En este punto, la película remite al clásico de 1939 La regla del juego, tanto en el tono de vodevil como en la puesta en escena, pero también en cuanto al trasfondo crítico y al retrato de una sociedad en decadencia moral que se asoma a un abismo de imprevisibles consecuencias. El aire de farsa y la intención decididamente burlesca predominan durante todo el metraje, desde el inicio, con las verbenas, los bailes y las canciones populares interpretadas por el pueblo (algunas de ellas, hilo intermitente y leitmotiv musical de la trama; otras, emotiva conclusión, como la canción que casi como broche interpreta Juliette Gréco en su caracterización de gitana de una feria ambulante) y coreografías próximas al musical, al juego de disfraces final, sin olvidar a la estrafalaria soprano a cuyo recital a voz en cuello nadie presta la más mínima atención, ocupados como están todos en corretear por la casona, cada uno buscando materializar sus propios fines. Carreras, equívocos, románticas escenas de sofá, juegos del escondite, enredos eróticos a varias bandas, empujones, prisas, diálogos vertiginosos, tumultos corales y gags de humor físico salpican la algo más de hora y media de metraje, con continuos cambios de escenario que dinamizan la acción y que salvo momentos muy puntuales (las cabalgadas por el bosque) están rodados en interiores (el desfile y el campamento militar, la zona de las maniobras, las calles y plazas de París entre el bullicio popular), recreando en estudio la atmósfera propia de los cuadros de la época. La inspiración pictórica de los Renoir, de Jean y de su sobrino Claude, director de fotografía, con claro aire de familia, se manifiesta principalmente en el vivo y exquisito uso del color, que en no pocas ocasiones, tanto en la forma como en los motivos utilizados, remite directamente a Pierre-Auguste Renoir y a sus obras dedicadas a Montmartre, el ámbito bohemio e intelectual en el que se crio el cineasta.

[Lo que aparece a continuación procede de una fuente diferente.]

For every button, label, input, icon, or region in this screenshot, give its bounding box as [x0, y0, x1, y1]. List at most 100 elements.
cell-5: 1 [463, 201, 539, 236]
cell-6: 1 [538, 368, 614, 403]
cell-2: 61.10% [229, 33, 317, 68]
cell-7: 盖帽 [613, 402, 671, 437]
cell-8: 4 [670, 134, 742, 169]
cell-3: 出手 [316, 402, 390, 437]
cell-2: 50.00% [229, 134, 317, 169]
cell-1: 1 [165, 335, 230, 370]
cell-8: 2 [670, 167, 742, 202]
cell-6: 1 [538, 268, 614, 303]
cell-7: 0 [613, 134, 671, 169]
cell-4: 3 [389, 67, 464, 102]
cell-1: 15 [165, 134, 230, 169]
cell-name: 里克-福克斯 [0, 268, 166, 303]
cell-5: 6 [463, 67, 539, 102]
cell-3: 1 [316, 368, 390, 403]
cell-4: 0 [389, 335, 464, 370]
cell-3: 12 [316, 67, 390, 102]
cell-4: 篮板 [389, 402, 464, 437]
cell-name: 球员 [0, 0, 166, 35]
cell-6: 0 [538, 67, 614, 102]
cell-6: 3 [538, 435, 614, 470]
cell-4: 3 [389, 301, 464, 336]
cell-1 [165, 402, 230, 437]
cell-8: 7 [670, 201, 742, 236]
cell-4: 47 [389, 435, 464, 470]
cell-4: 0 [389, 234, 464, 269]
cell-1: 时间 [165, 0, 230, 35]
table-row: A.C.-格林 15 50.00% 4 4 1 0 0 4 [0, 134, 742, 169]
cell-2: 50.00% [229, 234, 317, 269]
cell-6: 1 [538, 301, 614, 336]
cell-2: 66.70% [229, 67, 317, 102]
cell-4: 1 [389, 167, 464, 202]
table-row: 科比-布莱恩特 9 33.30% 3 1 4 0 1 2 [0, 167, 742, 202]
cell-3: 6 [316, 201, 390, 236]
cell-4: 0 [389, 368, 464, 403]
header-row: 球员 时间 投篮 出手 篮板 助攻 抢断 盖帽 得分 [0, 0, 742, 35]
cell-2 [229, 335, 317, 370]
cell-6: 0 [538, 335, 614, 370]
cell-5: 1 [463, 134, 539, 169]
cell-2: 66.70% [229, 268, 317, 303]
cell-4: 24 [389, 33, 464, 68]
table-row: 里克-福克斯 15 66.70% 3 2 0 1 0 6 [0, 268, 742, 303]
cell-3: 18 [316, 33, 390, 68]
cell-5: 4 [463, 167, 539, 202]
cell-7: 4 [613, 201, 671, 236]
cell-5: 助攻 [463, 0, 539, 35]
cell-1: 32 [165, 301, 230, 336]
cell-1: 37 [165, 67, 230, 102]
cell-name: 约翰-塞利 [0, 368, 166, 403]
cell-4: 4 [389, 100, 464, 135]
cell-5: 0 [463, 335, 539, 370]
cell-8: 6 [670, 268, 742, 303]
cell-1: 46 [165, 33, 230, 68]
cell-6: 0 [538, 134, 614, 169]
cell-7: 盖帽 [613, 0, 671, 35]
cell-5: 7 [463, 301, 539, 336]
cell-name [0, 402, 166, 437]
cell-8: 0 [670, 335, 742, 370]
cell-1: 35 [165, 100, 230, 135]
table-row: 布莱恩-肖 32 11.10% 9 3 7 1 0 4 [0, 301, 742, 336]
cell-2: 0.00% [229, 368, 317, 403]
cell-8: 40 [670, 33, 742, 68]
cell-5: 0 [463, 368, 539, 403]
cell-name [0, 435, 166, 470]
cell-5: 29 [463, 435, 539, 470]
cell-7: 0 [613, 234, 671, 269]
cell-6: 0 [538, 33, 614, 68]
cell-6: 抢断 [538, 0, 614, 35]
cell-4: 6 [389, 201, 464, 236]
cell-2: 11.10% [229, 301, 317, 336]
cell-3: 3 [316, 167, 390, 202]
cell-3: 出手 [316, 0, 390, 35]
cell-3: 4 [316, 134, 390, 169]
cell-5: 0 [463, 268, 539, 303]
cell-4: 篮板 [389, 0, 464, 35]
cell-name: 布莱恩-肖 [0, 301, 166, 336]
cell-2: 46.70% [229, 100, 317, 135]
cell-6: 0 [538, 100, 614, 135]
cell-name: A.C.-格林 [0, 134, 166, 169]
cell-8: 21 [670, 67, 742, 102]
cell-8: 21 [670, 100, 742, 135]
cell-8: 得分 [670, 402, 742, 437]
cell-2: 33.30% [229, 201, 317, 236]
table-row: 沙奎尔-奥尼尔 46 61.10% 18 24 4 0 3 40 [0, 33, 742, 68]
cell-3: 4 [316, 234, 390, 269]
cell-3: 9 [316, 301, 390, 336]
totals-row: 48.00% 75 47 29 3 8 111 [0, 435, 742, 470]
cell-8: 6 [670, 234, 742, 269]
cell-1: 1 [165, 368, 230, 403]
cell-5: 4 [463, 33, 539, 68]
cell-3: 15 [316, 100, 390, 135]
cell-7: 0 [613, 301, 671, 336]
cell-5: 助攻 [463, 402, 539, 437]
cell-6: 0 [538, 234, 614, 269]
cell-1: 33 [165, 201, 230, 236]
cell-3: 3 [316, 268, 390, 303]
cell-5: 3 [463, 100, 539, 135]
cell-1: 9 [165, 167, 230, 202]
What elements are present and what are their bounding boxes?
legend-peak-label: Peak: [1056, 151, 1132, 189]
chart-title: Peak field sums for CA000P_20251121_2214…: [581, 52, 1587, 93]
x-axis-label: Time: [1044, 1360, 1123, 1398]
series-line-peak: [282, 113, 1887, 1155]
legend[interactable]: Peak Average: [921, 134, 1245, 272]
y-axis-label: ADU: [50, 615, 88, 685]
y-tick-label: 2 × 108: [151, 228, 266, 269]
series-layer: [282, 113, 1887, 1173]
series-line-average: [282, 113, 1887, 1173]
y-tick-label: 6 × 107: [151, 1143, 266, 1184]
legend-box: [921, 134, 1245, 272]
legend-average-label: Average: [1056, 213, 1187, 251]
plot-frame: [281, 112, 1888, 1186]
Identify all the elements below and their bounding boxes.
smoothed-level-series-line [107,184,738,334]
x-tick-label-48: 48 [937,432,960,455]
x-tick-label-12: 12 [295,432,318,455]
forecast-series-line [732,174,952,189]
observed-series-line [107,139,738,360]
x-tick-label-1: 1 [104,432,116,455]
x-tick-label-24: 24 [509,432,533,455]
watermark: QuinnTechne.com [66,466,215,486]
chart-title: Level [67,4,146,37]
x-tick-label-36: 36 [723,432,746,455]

La película adquiere así el aire de pinturas en movimiento, de gigantescos y vibrantes cuadros que, dejando a un lado el contexto histórico en el que remotamente se basa la historia -el auge del general Boulanger en la Francia de principios de siglo y el progresivo enrarecimiento de las relaciones con Alemania-, se concentra, a través del humor y de la ligereza sentimental, en un mensaje crítico, una auténtica carga de profundidad que dispara contra todo y contra todos desde la ironía y la voluntad de ridiculizar la hipocresía, en particular en lo que se refiere a los banqueros, los políticos y los militares, pero también, en plano más íntimo, dirigida a quienes disfrazan de eternas promesas de amor romántico lo que no es otra cosa que deseo carnal. El humor vitalista, la exaltación positiva de lo popular, contrastan con cierto envaramiento de Jean Marais y Mel Ferrer, ajenos, incapaces de acoplarse a ese ritmo ligero y a la endiablada velocidad que Renoir imprime al argumento, mientras que Ingrid Bergman pocas veces ha estado más expresiva, elocuente, graciosa, dicharachera y entregada a las carreras y la interpretación más física. Su belleza no es solo complemento sino ingrediente principal de este nuevo canto hedonista de Renoir, pleno de vitalismo y sensualidad, que bajo la capa del entretenimiento sentimental despliega su estilo cinematográfico cada vez más depurado, donde la planificación y el montaje, cada vez más precisos y económicos, logran crear la sensación de puesta en escena invisible allí donde desde la pantalla brota un estallido de color, de vida, antes de que emerjan las inevitables tinieblas.